PostPosted: 05 Jun 2008, 19:49
by BillShipton
Hi

Slightly less grumpy but no less pedantic...

Actually the original book was called The Death of Reginald Perrin though the TV series was indeed The Fall and Rise of Reginald Perrin. The first series plot was much as described. It took him as far as living with his wife again (who he thought she was unaware that he was her late husband) and working at Sunshine Desserts though in a role devised by CJ to keep his staff happy not in his original job - but beginning to want to run away again. Series Two has him remarry his wife, admit he was really alive and set up Grot - the company that only sold rubbish.

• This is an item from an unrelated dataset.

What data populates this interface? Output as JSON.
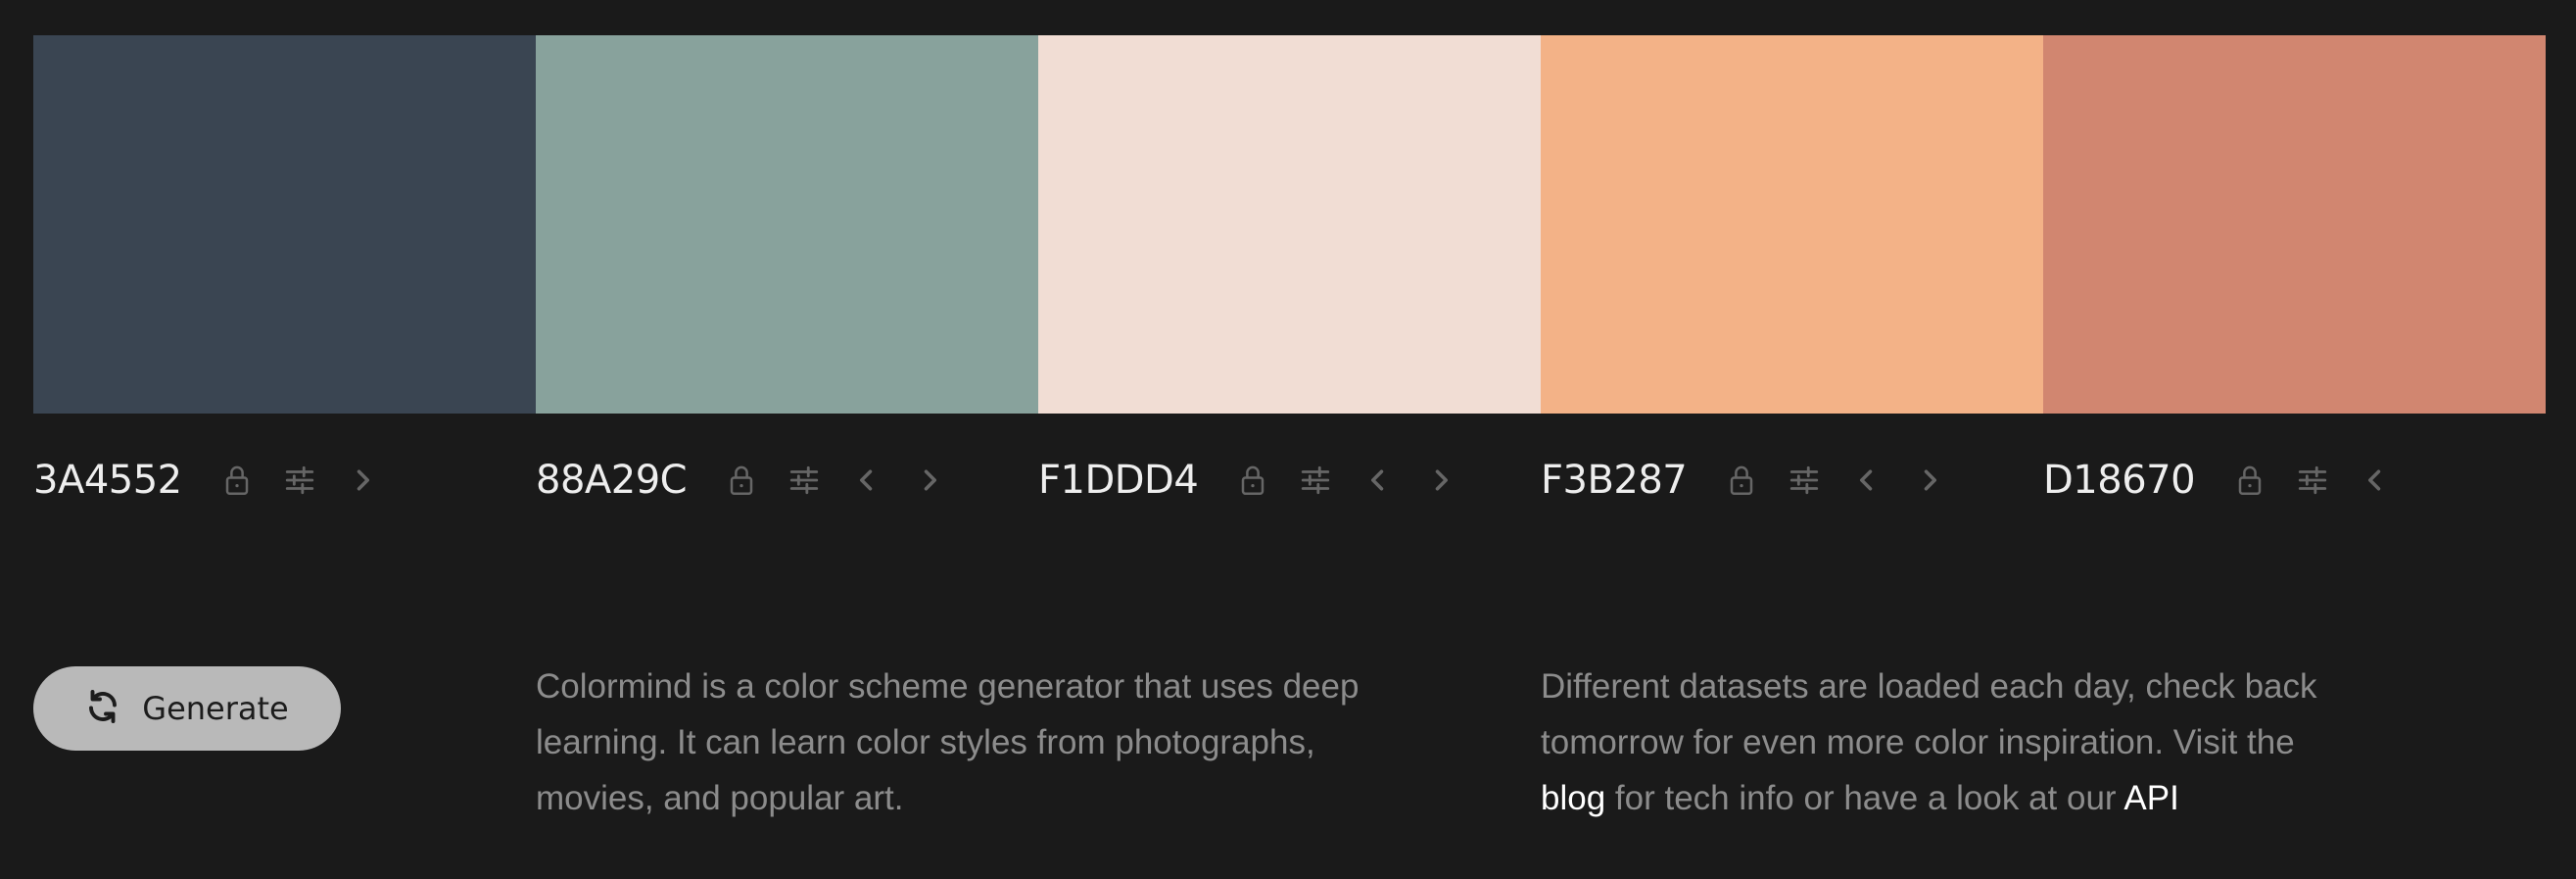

The third series featured his 'community' which although it had a lot to say about the silliness of greedy middle class people pretending to be right-on but really only interested in success was less good.

The first and second books in my opinion are excellent (any similarity between me giving up working on a real magazine to do Splosh! and Perrin setting up Grot as one final snook cocking against the world which backfired is totally coincidental). The third possibly dragged the joke on a bit far and the fourth - The Legacy of Reggie Perrin - about a campaign to treat old people better after Reggie died is pretty dire.

Since the whole point was that Reggie never found happiness whatever he did, the whole artist concept is completely misguided. However, don't let me stop you running in the sea in your suit shouting whatever you like. Just don't leave your clothes in the sea. Apart from anything else the latter could waste a lot of time and money. A friend of mine (hello Pete if you are reading this) recently went fishing and when the sea got rough he tied up his boat and came ashore several miles from his destination. Although he informed the police, he didn't inform the coastguard and so when his boat was found unturned by the waves and adrift (it has slipped its mooring) and he failed to turn up at his destination, a search involving Hastings, Rye, and Eastbourne lifeboats and the helicopter from Southhampton was organised. It costs £15,000 and he was sitting in the pub all the time. Finding a large number of clothes washed up is going to have coastguards thinking a ferry had sunk at least!

Bill

PostPosted: 06 Jun 2008, 18:48
by Richard
Another pedant -

There's only one 'h' in Southampton!